The little prison of Venice
In Venice in every district, anciently, there were local prisons where the debtors or the Rei confessed to minor crimes were locked. These prisons were called CASONI: “in each district of this city we find a cason, or prison, in which the debtors are put” (reported by a document of the MAGGIOR CONSIGLIO of 1551).
In Cannaregio there is still a Campiello de la Cason that stands to testify that there was the local prison of that district.
Near this campiello there is the Campo Santi Apostoli where, once there were numerous dwellings of the Partecipazio, the family that gave to the Serenissima six doges: Agnello (810) Giustinian (827), Giovanni 1 ° (829), Orso 1 ° (864), Giovanni II (881), Orso II (912), Pietro (939), who had before the post of the Tribune, so right next to their homes were built the prisons.

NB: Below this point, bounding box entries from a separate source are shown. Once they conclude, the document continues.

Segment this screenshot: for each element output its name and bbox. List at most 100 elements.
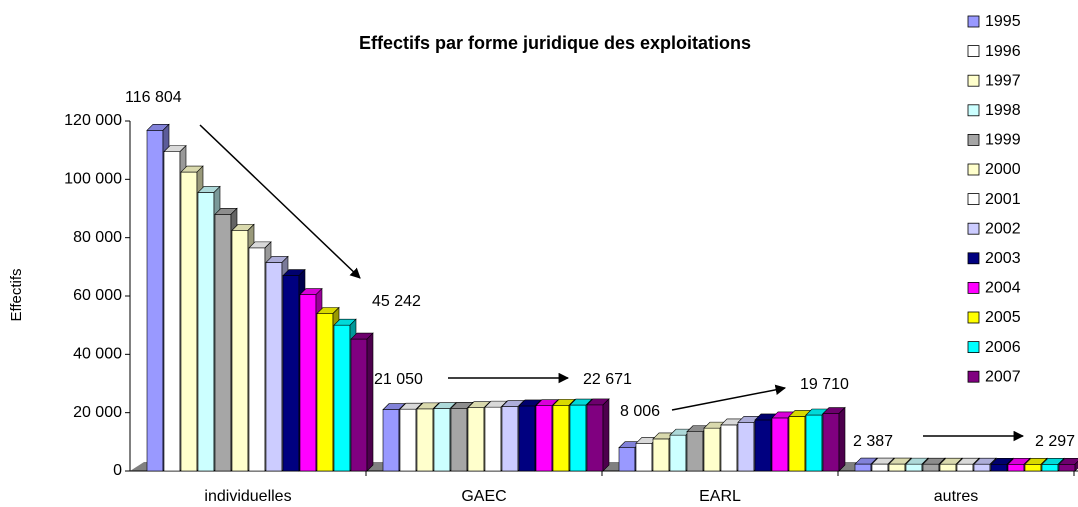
chart-title: Effectifs par forme juridique des exploi… [359, 33, 751, 53]
bar-face [1041, 463, 1059, 472]
value-label: 116 804 [125, 89, 182, 106]
legend-label: 1996 [985, 43, 1021, 60]
legend-swatch [967, 222, 980, 235]
legend-swatch [967, 163, 980, 176]
bar-face [1007, 463, 1025, 472]
legend-label: 2002 [985, 220, 1021, 237]
bar [350, 332, 374, 472]
legend-label: 2000 [985, 161, 1021, 178]
bar-face [805, 414, 823, 472]
bar-face [416, 408, 434, 472]
bar-face [399, 408, 417, 472]
bar [586, 398, 610, 472]
bar-face [467, 407, 485, 472]
legend-swatch [967, 74, 980, 87]
bar [822, 406, 846, 472]
bar-face [180, 171, 198, 472]
bar-face [1058, 458, 1078, 465]
value-label: 22 671 [583, 371, 632, 388]
bar-face [214, 214, 232, 472]
bar [1058, 458, 1078, 472]
y-tick-label: 120 000 [64, 112, 122, 129]
legend-swatch [967, 133, 980, 146]
bar-face [350, 338, 368, 472]
bar-face [602, 398, 610, 472]
value-label: 21 050 [374, 371, 423, 388]
bar-face [163, 151, 181, 472]
bar-face [1074, 460, 1078, 472]
bar-face [518, 405, 536, 472]
legend-label: 2007 [985, 368, 1021, 385]
bar-face [788, 416, 806, 472]
legend-swatch [967, 341, 980, 354]
legend-label: 1997 [985, 72, 1021, 89]
bar-face [771, 417, 789, 472]
bar-face [450, 407, 468, 472]
bar-face [737, 421, 755, 472]
arrow [671, 384, 787, 411]
y-tick-label: 60 000 [73, 287, 122, 304]
bar-face [1024, 463, 1042, 472]
y-tick-label: 80 000 [73, 229, 122, 246]
bar-face [618, 447, 636, 472]
bar-face [197, 192, 215, 472]
y-tick-label: 40 000 [73, 346, 122, 363]
bar-face [484, 406, 502, 472]
value-label: 8 006 [620, 403, 660, 420]
legend-label: 2004 [985, 280, 1021, 297]
legend-swatch [967, 104, 980, 117]
bar-face [569, 404, 587, 472]
legend-label: 2006 [985, 339, 1021, 356]
bar-face [265, 262, 283, 472]
value-label: 2 297 [1035, 433, 1075, 450]
y-tick-label: 100 000 [64, 171, 122, 188]
bar-face [586, 404, 604, 472]
legend-label: 2005 [985, 309, 1021, 326]
y-axis-label: Effectifs [8, 268, 25, 321]
bar-face [382, 409, 400, 472]
bar-face [922, 463, 940, 472]
legend-swatch [967, 370, 980, 383]
bar-face [669, 434, 687, 472]
bar-face [703, 427, 721, 472]
bar-face [871, 463, 889, 472]
x-tick-label: EARL [699, 488, 741, 505]
bar-face [720, 424, 738, 472]
legend-swatch [967, 311, 980, 324]
legend-label: 2001 [985, 191, 1021, 208]
legend-swatch [967, 281, 980, 294]
legend-label: 1999 [985, 132, 1021, 149]
bar-face [973, 463, 991, 472]
bar-face [838, 406, 846, 472]
bar-face [535, 405, 553, 472]
bar-face [552, 405, 570, 472]
legend-swatch [967, 193, 980, 206]
legend-label: 2003 [985, 250, 1021, 267]
value-label: 2 387 [853, 433, 893, 450]
bar-face [905, 463, 923, 472]
legend-swatch [967, 45, 980, 57]
bar-face [231, 230, 249, 472]
bar-face [686, 431, 704, 472]
bar-face [652, 438, 670, 472]
x-tick-label: individuelles [204, 488, 291, 505]
bar-face [990, 463, 1008, 472]
bar-face [635, 442, 653, 472]
bar-face [299, 294, 317, 472]
bar-face [822, 413, 840, 472]
x-tick-label: autres [934, 488, 978, 505]
value-label: 19 710 [800, 376, 849, 393]
value-label: 45 242 [372, 293, 421, 310]
legend-label: 1995 [985, 13, 1021, 30]
x-tick-label: GAEC [461, 488, 506, 505]
bar-face [282, 275, 300, 472]
bar-face [854, 463, 872, 472]
legend-label: 1998 [985, 102, 1021, 119]
bar-face [939, 463, 957, 472]
bar-face [888, 463, 906, 472]
y-tick-label: 20 000 [73, 404, 122, 421]
bar-face [754, 419, 772, 472]
legend-swatch [967, 15, 980, 28]
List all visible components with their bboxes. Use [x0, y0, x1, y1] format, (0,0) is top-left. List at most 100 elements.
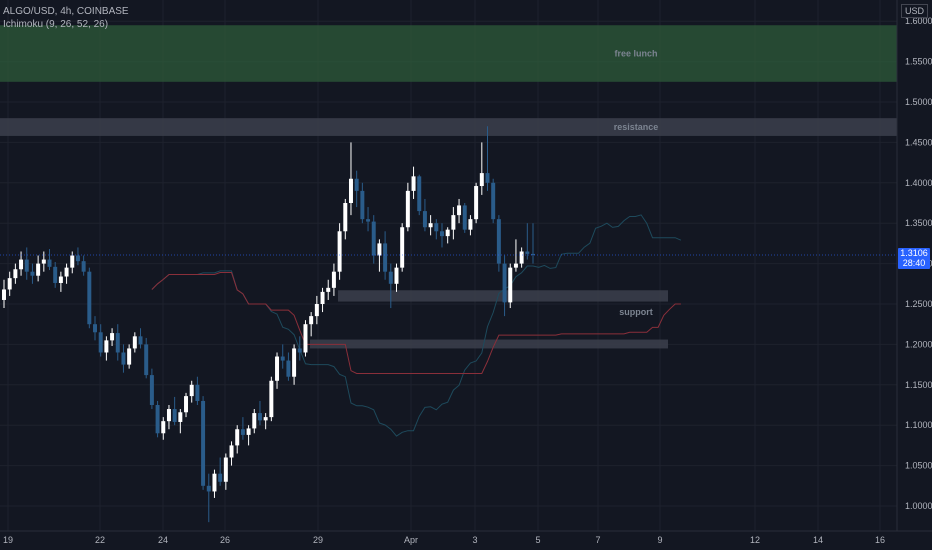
candle-body [110, 333, 115, 341]
candle-body [7, 278, 12, 290]
candle-body [337, 231, 342, 272]
y-tick-label: 1.5500 [905, 57, 932, 67]
currency-label[interactable]: USD [900, 4, 928, 18]
y-tick-label: 1.0000 [905, 501, 932, 511]
candle-body [354, 178, 359, 191]
candle-body [13, 269, 18, 279]
candle-body [70, 255, 75, 268]
candle-body [206, 485, 211, 492]
ichimoku-cloud [151, 214, 682, 437]
candle-body [348, 178, 353, 203]
candle-body [252, 413, 257, 429]
candle-body [195, 384, 200, 401]
y-tick-label: 1.0500 [905, 461, 932, 471]
x-tick-label: 3 [472, 535, 477, 545]
candle-body [366, 219, 371, 222]
candle-body [201, 400, 206, 486]
candle-body [246, 428, 251, 435]
x-tick-label: Apr [404, 535, 418, 545]
candle-body [309, 316, 314, 325]
x-tick-label: 26 [220, 535, 230, 545]
candle-body [343, 203, 348, 232]
zone-support[interactable] [310, 339, 668, 349]
candle-body [360, 190, 365, 220]
candle-body [428, 223, 433, 228]
indicator-legend[interactable]: Ichimoku (9, 26, 52, 26) [3, 19, 109, 30]
candle-body [75, 255, 80, 262]
zone-label: resistance [614, 122, 659, 132]
candles [2, 126, 535, 523]
candle-body [36, 263, 41, 276]
candle-body [184, 396, 189, 413]
last-price-value: 1.3106 [900, 248, 928, 258]
x-tick-label: 12 [750, 535, 760, 545]
candle-body [53, 266, 58, 283]
candle-body [314, 304, 319, 317]
candle-body [485, 173, 490, 183]
x-tick-label: 9 [657, 535, 662, 545]
candle-body [178, 412, 183, 422]
symbol-header[interactable]: ALGO/USD, 4h, COINBASE [3, 6, 129, 17]
zone-free-lunch[interactable] [0, 25, 897, 82]
candle-body [93, 324, 98, 333]
candle-body [411, 176, 416, 191]
x-tick-label: 16 [875, 535, 885, 545]
candle-body [229, 445, 234, 458]
candle-body [127, 348, 132, 365]
candle-body [275, 356, 280, 381]
candle-body [218, 473, 223, 482]
candle-body [149, 375, 154, 405]
x-tick-label: 7 [595, 535, 600, 545]
bar-countdown: 28:40 [902, 258, 926, 268]
candle-body [445, 229, 450, 237]
y-tick-label: 1.2500 [905, 299, 932, 309]
candle-body [81, 261, 86, 272]
zone-label: free lunch [614, 49, 657, 59]
candle-body [394, 267, 399, 284]
candle-body [166, 409, 171, 422]
x-tick-label: 24 [158, 535, 168, 545]
leading-span-b [151, 272, 681, 374]
candle-body [189, 384, 194, 397]
x-tick-label: 14 [813, 535, 823, 545]
candle-body [24, 259, 29, 272]
candle-body [439, 231, 444, 237]
candle-body [161, 421, 166, 434]
candle-body [320, 291, 325, 304]
candle-body [531, 253, 535, 256]
candle-body [400, 227, 405, 268]
candle-body [462, 205, 467, 230]
candle-body [41, 259, 46, 264]
candle-body [2, 289, 6, 300]
x-tick-label: 5 [535, 535, 540, 545]
y-tick-label: 1.4500 [905, 137, 932, 147]
candle-body [479, 173, 484, 187]
candle-body [451, 215, 456, 230]
candle-body [303, 324, 308, 353]
candle-body [98, 332, 103, 353]
candle-body [223, 457, 228, 482]
price-zones: free lunch resistance support [0, 25, 897, 349]
candle-body [115, 333, 120, 353]
candle-body [269, 380, 274, 418]
candle-body [240, 429, 245, 435]
candle-body [64, 267, 69, 277]
candle-body [132, 336, 137, 349]
candle-body [513, 263, 518, 268]
candle-body [417, 176, 422, 212]
zone-resistance[interactable] [0, 118, 897, 136]
candle-body [326, 287, 331, 292]
y-tick-label: 1.3500 [905, 218, 932, 228]
candle-body [388, 271, 393, 284]
candle-body [121, 352, 126, 365]
price-axis[interactable] [897, 0, 932, 550]
y-tick-label: 1.6000 [905, 16, 932, 26]
candle-body [405, 190, 410, 228]
candle-body [280, 356, 285, 361]
candle-body [30, 271, 35, 276]
candle-body [457, 205, 462, 216]
candle-body [525, 251, 530, 254]
candle-body [297, 348, 302, 353]
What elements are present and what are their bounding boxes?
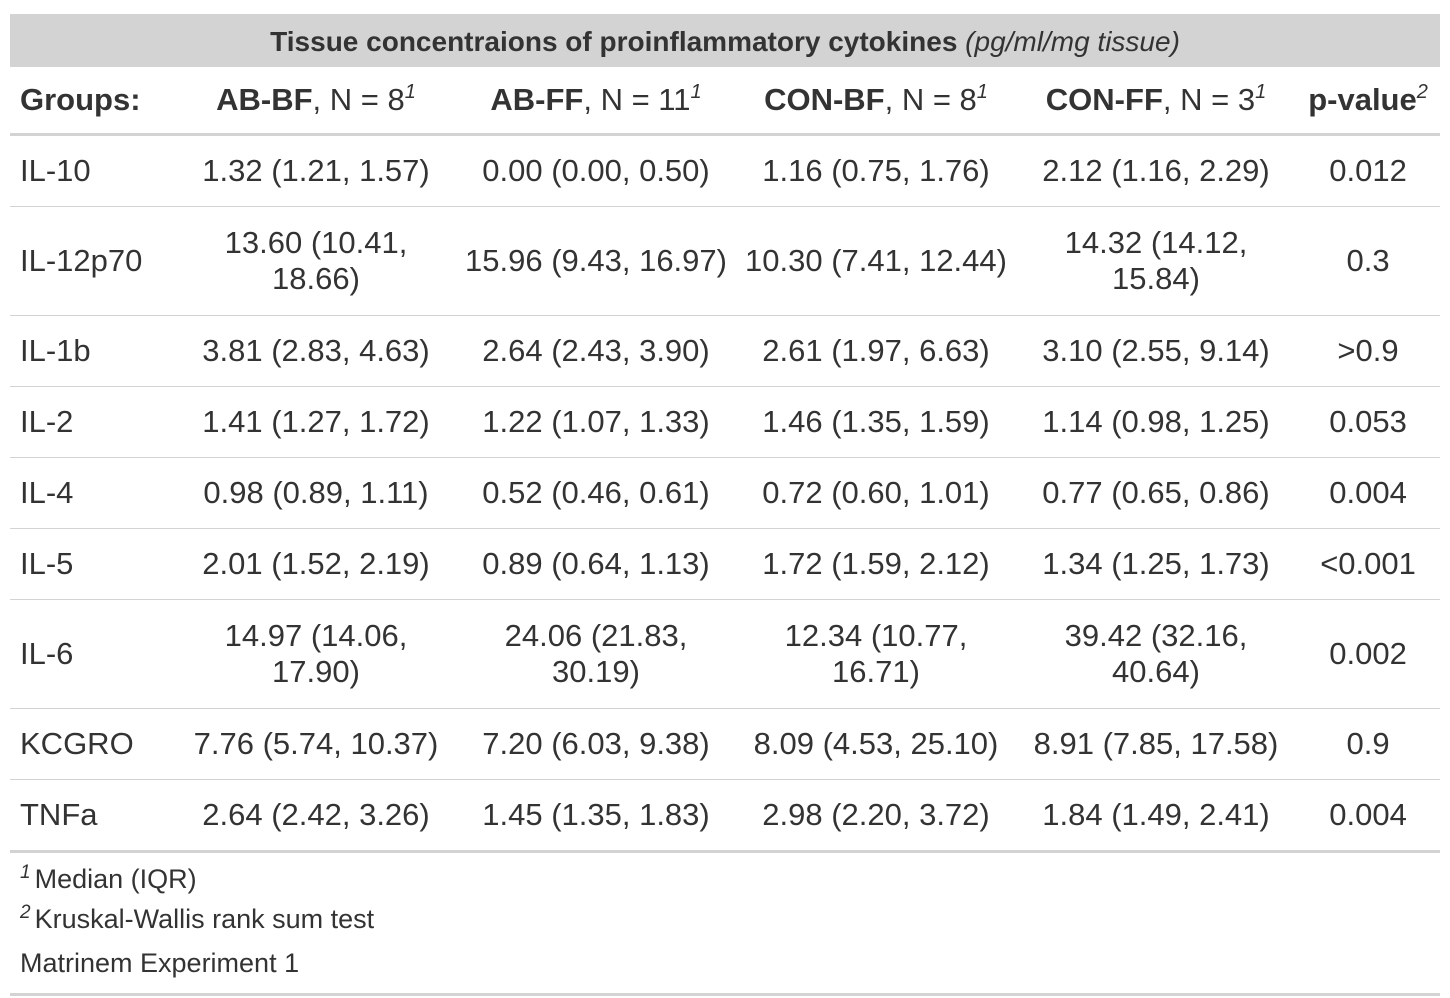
cell-ab-bf: 13.60 (10.41, 18.66) (176, 206, 456, 316)
cell-ab-bf: 1.41 (1.27, 1.72) (176, 386, 456, 458)
cell-ab-ff: 15.96 (9.43, 16.97) (456, 206, 736, 316)
cell-p-value: 0.3 (1296, 206, 1441, 316)
cell-p-value: >0.9 (1296, 315, 1441, 387)
cell-con-bf: 8.09 (4.53, 25.10) (736, 708, 1016, 780)
cell-con-ff: 0.77 (0.65, 0.86) (1016, 457, 1296, 529)
cell-ab-ff: 1.45 (1.35, 1.83) (456, 779, 736, 853)
cell-con-bf: 1.16 (0.75, 1.76) (736, 134, 1016, 207)
cell-con-ff: 1.84 (1.49, 2.41) (1016, 779, 1296, 853)
cell-p-value: 0.012 (1296, 134, 1441, 207)
cell-ab-bf: 1.32 (1.21, 1.57) (176, 134, 456, 207)
column-header-ab-ff: AB-FF, N = 111 (456, 67, 736, 136)
table-title: Tissue concentraions of proinflammatory … (10, 14, 1441, 67)
cell-p-value: 0.9 (1296, 708, 1441, 780)
cell-con-ff: 1.14 (0.98, 1.25) (1016, 386, 1296, 458)
row-label: IL-1b (10, 315, 176, 387)
row-label: TNFa (10, 779, 176, 853)
row-label: IL-4 (10, 457, 176, 529)
cell-con-ff: 2.12 (1.16, 2.29) (1016, 134, 1296, 207)
column-header-con-ff: CON-FF, N = 31 (1016, 67, 1296, 136)
table-row: IL-6 14.97 (14.06, 17.90) 24.06 (21.83, … (10, 599, 1441, 709)
row-label: IL-6 (10, 599, 176, 709)
cell-ab-ff: 0.00 (0.00, 0.50) (456, 134, 736, 207)
cell-con-ff: 8.91 (7.85, 17.58) (1016, 708, 1296, 780)
cell-p-value: 0.002 (1296, 599, 1441, 709)
cell-ab-bf: 14.97 (14.06, 17.90) (176, 599, 456, 709)
table-row: IL-12p70 13.60 (10.41, 18.66) 15.96 (9.4… (10, 206, 1441, 316)
table-title-main: Tissue concentraions of proinflammatory … (270, 26, 958, 57)
groups-header: Groups: (10, 67, 176, 136)
table-title-units: (pg/ml/mg tissue) (965, 26, 1180, 57)
cytokine-table-container: Tissue concentraions of proinflammatory … (10, 14, 1441, 996)
cell-con-bf: 2.98 (2.20, 3.72) (736, 779, 1016, 853)
row-label: IL-5 (10, 528, 176, 600)
cell-con-ff: 3.10 (2.55, 9.14) (1016, 315, 1296, 387)
row-label: IL-10 (10, 134, 176, 207)
table-row: IL-4 0.98 (0.89, 1.11) 0.52 (0.46, 0.61)… (10, 457, 1441, 529)
table-row: IL-10 1.32 (1.21, 1.57) 0.00 (0.00, 0.50… (10, 134, 1441, 207)
table-title-row: Tissue concentraions of proinflammatory … (10, 14, 1441, 67)
cell-ab-ff: 2.64 (2.43, 3.90) (456, 315, 736, 387)
column-header-ab-bf: AB-BF, N = 81 (176, 67, 456, 136)
cell-con-bf: 0.72 (0.60, 1.01) (736, 457, 1016, 529)
cell-ab-bf: 7.76 (5.74, 10.37) (176, 708, 456, 780)
row-label: IL-12p70 (10, 206, 176, 316)
row-label: KCGRO (10, 708, 176, 780)
cell-con-bf: 12.34 (10.77, 16.71) (736, 599, 1016, 709)
cell-con-ff: 1.34 (1.25, 1.73) (1016, 528, 1296, 600)
table-row: IL-5 2.01 (1.52, 2.19) 0.89 (0.64, 1.13)… (10, 528, 1441, 600)
cell-ab-ff: 7.20 (6.03, 9.38) (456, 708, 736, 780)
cell-ab-bf: 2.64 (2.42, 3.26) (176, 779, 456, 853)
footnote: 2 Kruskal-Wallis rank sum test (20, 902, 375, 934)
table-row: TNFa 2.64 (2.42, 3.26) 1.45 (1.35, 1.83)… (10, 779, 1441, 853)
column-header-con-bf: CON-BF, N = 81 (736, 67, 1016, 136)
table-row: IL-1b 3.81 (2.83, 4.63) 2.64 (2.43, 3.90… (10, 315, 1441, 387)
column-header-row: Groups: AB-BF, N = 81 AB-FF, N = 111 CON… (10, 67, 1441, 136)
cell-ab-ff: 0.89 (0.64, 1.13) (456, 528, 736, 600)
footnote: 1 Median (IQR) (20, 862, 197, 894)
cell-ab-ff: 1.22 (1.07, 1.33) (456, 386, 736, 458)
table-row: IL-2 1.41 (1.27, 1.72) 1.22 (1.07, 1.33)… (10, 386, 1441, 458)
cell-ab-ff: 0.52 (0.46, 0.61) (456, 457, 736, 529)
cell-con-bf: 1.46 (1.35, 1.59) (736, 386, 1016, 458)
column-header-p-value: p-value2 (1296, 67, 1441, 136)
row-label: IL-2 (10, 386, 176, 458)
table-row: KCGRO 7.76 (5.74, 10.37) 7.20 (6.03, 9.3… (10, 708, 1441, 780)
cell-con-bf: 2.61 (1.97, 6.63) (736, 315, 1016, 387)
cytokine-table: Tissue concentraions of proinflammatory … (10, 14, 1441, 853)
cell-con-bf: 1.72 (1.59, 2.12) (736, 528, 1016, 600)
cell-p-value: <0.001 (1296, 528, 1441, 600)
cell-p-value: 0.053 (1296, 386, 1441, 458)
cell-ab-bf: 2.01 (1.52, 2.19) (176, 528, 456, 600)
cell-ab-bf: 0.98 (0.89, 1.11) (176, 457, 456, 529)
table-footnotes: 1 Median (IQR) 2 Kruskal-Wallis rank sum t… (10, 853, 1440, 996)
cell-con-bf: 10.30 (7.41, 12.44) (736, 206, 1016, 316)
cell-con-ff: 14.32 (14.12, 15.84) (1016, 206, 1296, 316)
cell-p-value: 0.004 (1296, 779, 1441, 853)
cell-ab-bf: 3.81 (2.83, 4.63) (176, 315, 456, 387)
source-note: Matrinem Experiment 1 (20, 948, 300, 978)
cell-con-ff: 39.42 (32.16, 40.64) (1016, 599, 1296, 709)
cell-p-value: 0.004 (1296, 457, 1441, 529)
cell-ab-ff: 24.06 (21.83, 30.19) (456, 599, 736, 709)
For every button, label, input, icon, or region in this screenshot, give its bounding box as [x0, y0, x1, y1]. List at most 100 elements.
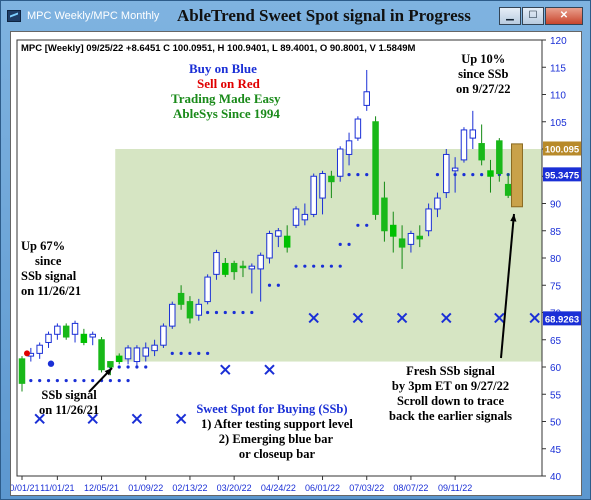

The Partecipazio’s Palace overlooked the ancient Rio Baduario, said of the Barba, which was then buried and today is called Rio Terà Barba frutariol. The Campo Santi Apostoli extended its area to this palace and all around was uncultivated land.
Later, these small prisons were made to flow to the Piombi, near San Marco’s Square, connected by the Ponte dei sospiri, the prisons of the ducal palace from which he managed to flee only Giacomo Casanova.
A Sotoportego of Cason exists in San Zuane in Bragora, and a calle and Corte del Cason existed once in Contrada San Ziminian, but disappeared when in the 1869 dug the Bacino Orseolo, changed its name to Fondamenta.